Find the area of the region bounded by the graphs of the given equations.

\[ \begin{equation*} \begin{split} y = x^2 -2x - 2, \quad y = x + 2 \\ \end{split} \end{equation*} \]

Ans:

Solving the equations, we get

X² - 3x -4 = 0

(x+1)(x-4) = 0

x = -1 and x = 4

Area = \(\int x^2 - 2x -2 - (x + 2) dx\)

$$ \[\begin{multline*} \begin{split} & = \int(x^2 -3x - 4) dx \\ & = \frac{x^3}{3}-\frac{3x^2}{2}-4x + C \end{split} \end{multline*}\] $$

Integrate the equation above, we should get what the constant C is.

func_4 <- function(x) {
    x^3 * 1/3 - 3/2 * x^2 - 4 * x
}
# abs function to correct the sign resulted from the incorrect sequence in the
# subtractions of the two equations in the beginning of this calc
area_4 <- abs(func_4(4) - func_4(-1))
area_4

[1] 20.83333

The area of the region bound by the given equations is 20.83

#5

A beauty supply store expects to sell 110 flat irons during the next year. It costs $3.75 to store one flat iron for one year. There is a fixed cost of $8.25 for each order. Find the lot size and the number of orders per year that will minimize inventory costs.

*Ans*:

Let n be the number of orders per year that attains minimum inventory cost.

Let x be the number of flat irons to order per year and x/2 is the average inventory level.

Storage Cost per year = 3.75 * x/2 = 1.875x

Ordering Cost per year = 8.25 * 110 / x = 907.5 / x

Inventory Cost per year = 1.875x + 907.5 / x

I(x) = 1.875x + 907.5/x

To minimize inventory cost, we take derivative I’(x) and solve for x when I’(x) = 0

\[ 1.875 - 907.5 * x-2 = 0 \\ x = \sqrt(484) \\ x = 22 \]

Orders per year (n) is simply 110 / n = 22. n is then 5. Lot size, which is x, is 22.

#6

Use integration by parts to solve the integral below.

\[ \begin{equation*} \begin{split} \int ln(9x) x^6 dx \end{split} \end{equation*} \]

Ans:

Let u = ln(9x), then du = \(\frac{1}{x}\) dx.

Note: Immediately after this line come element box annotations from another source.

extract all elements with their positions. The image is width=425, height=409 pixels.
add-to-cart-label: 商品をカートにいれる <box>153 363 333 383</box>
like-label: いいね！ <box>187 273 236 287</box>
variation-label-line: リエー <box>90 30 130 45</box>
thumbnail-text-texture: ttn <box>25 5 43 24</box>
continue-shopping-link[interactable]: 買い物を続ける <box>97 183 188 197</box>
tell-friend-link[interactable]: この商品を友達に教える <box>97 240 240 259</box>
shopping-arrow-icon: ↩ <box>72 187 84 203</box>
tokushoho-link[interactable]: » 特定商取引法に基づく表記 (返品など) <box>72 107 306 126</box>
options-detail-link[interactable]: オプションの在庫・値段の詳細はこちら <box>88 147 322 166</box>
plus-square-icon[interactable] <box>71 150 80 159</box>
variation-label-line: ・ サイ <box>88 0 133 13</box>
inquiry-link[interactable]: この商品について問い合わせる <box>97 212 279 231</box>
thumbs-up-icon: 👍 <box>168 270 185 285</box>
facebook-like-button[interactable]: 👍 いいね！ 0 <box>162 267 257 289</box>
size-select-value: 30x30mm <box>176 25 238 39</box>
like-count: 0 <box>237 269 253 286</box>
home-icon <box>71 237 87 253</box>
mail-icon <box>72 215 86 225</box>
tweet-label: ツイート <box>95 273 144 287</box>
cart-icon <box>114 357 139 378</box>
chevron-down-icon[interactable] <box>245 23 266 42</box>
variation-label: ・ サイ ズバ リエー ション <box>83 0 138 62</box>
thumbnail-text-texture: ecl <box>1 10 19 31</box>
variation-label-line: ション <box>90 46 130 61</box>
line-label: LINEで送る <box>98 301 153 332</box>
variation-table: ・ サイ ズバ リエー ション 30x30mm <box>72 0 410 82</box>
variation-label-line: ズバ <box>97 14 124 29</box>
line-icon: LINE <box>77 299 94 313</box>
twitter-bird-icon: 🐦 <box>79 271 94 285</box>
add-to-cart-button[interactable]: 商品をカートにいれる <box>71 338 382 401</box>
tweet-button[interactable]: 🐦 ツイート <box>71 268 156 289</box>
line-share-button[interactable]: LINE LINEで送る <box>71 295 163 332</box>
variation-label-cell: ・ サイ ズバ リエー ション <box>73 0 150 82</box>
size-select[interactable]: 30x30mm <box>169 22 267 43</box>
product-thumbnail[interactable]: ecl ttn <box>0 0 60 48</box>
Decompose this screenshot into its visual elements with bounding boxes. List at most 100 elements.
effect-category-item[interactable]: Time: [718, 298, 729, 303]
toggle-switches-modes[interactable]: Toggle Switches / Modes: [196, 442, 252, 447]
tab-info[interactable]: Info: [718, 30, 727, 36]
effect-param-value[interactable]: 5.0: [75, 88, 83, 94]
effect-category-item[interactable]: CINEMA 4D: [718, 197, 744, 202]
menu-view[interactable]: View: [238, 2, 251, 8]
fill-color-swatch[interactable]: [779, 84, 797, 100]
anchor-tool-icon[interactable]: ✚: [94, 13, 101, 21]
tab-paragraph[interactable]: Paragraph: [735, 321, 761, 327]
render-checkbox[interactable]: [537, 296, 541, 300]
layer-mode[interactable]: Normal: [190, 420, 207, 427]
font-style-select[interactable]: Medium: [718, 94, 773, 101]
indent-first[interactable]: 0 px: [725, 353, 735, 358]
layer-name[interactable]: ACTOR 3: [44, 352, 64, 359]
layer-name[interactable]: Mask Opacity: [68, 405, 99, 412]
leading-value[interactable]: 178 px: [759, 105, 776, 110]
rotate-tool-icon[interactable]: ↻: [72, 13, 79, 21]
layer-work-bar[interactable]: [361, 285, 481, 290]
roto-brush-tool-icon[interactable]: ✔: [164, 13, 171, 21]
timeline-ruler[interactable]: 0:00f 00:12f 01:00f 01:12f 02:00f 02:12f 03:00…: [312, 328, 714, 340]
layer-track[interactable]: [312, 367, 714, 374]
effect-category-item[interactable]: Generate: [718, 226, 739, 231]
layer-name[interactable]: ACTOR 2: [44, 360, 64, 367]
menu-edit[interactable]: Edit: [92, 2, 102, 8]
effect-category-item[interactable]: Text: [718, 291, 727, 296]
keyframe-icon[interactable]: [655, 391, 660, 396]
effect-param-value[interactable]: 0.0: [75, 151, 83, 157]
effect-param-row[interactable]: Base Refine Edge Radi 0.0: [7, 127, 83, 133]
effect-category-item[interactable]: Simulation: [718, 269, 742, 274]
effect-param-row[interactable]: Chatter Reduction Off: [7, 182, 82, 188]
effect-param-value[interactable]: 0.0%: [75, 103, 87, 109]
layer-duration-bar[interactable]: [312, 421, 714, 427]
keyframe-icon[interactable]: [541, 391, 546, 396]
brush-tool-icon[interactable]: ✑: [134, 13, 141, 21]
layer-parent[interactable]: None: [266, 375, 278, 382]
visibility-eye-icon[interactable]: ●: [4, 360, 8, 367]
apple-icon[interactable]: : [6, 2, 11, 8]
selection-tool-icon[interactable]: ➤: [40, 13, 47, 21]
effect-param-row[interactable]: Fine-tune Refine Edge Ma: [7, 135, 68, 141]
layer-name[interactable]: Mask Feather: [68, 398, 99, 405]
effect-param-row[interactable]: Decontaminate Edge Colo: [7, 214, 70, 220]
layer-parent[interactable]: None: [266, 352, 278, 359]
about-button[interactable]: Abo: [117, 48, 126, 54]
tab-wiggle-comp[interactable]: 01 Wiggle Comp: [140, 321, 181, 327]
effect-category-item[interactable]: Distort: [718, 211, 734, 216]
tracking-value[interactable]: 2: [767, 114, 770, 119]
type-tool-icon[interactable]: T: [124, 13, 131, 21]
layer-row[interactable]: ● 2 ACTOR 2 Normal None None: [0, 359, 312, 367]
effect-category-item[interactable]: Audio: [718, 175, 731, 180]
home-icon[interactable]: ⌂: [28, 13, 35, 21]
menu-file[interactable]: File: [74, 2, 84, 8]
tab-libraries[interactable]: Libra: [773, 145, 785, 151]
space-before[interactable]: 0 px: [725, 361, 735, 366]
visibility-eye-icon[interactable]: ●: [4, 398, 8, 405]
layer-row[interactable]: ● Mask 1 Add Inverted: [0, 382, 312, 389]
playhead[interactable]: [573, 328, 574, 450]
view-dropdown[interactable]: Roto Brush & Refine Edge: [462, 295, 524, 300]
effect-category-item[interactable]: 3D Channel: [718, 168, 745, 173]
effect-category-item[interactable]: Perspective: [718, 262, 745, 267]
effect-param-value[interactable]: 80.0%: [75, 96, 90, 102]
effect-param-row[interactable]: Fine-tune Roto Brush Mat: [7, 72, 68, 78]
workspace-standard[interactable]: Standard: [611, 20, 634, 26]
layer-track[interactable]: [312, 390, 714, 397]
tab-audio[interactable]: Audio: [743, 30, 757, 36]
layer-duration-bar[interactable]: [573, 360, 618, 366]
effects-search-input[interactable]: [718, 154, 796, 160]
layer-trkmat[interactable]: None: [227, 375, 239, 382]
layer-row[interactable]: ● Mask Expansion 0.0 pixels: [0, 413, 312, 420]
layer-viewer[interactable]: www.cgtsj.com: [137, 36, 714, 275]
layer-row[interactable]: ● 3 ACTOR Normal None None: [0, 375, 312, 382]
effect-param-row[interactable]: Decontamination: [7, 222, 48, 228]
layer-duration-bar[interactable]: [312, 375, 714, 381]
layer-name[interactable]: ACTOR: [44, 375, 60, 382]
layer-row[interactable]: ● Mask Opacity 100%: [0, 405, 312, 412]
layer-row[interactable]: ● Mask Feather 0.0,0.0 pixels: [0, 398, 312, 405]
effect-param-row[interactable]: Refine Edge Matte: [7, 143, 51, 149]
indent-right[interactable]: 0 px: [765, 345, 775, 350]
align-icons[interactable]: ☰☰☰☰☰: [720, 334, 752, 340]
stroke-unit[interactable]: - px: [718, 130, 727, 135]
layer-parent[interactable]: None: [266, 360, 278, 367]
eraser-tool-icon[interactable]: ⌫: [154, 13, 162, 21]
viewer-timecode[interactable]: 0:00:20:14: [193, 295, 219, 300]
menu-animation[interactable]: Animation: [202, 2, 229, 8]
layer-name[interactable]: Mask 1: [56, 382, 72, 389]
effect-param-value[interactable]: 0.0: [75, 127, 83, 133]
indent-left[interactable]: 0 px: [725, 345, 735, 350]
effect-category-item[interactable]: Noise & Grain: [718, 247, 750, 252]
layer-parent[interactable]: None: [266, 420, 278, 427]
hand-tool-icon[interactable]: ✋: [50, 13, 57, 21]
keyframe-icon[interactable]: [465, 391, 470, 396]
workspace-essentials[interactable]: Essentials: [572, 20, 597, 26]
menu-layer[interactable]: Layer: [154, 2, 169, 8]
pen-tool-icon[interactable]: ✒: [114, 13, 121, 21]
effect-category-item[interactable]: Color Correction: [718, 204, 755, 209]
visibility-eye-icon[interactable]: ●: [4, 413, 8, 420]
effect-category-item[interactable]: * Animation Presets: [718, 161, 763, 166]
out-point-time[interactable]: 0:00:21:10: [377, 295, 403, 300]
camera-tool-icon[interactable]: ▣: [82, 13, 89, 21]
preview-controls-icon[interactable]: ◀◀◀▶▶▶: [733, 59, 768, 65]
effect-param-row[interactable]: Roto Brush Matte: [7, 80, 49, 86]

Let v = \(\frac{1}{7}x^7\), then dv = x⁶ dx

Integration by parts, we get ∫uv’=uv−∫u’v

\[ \begin{multline*} \begin{split} \int ln(9x) x^6 dx & = ln(9x) \frac{1}{7}x^7 - \int\frac{1}{x} \frac{1}{7}x^7dx \\ & = \frac{1}{7}ln(9x)x^7 - \frac{1}{49} x^7 + C \\ & = (\frac{1}{7}ln(9x) - \frac{1}{49})\times x^7 + C \end{split} \end{multline*} \]

#7

Determine whether f(x) is a probability density function on the interval [1,e⁶]. If not, determine the value of the definite integral.

\[ \begin{multline*} \begin{split} f(x) = \frac{1}{6x} \end{split} \end{multline*} \]

Ans:

To find out if f(x) is a pdf on the interval of [1,e⁶].

\[ \begin{multline*} \begin{split} \int_{1}^{e^6} \frac{1}{6x}dx &= \frac{1}{6} \int_{1}^{e^6}\frac{1}{x}dx \\ &= \frac{1}{6} (ln (e^6) - ln (1)) \\ &= 1 \end{split} \end{multline*} \]

Apparently, f(x) is a probability density function on the interval [1,e⁶].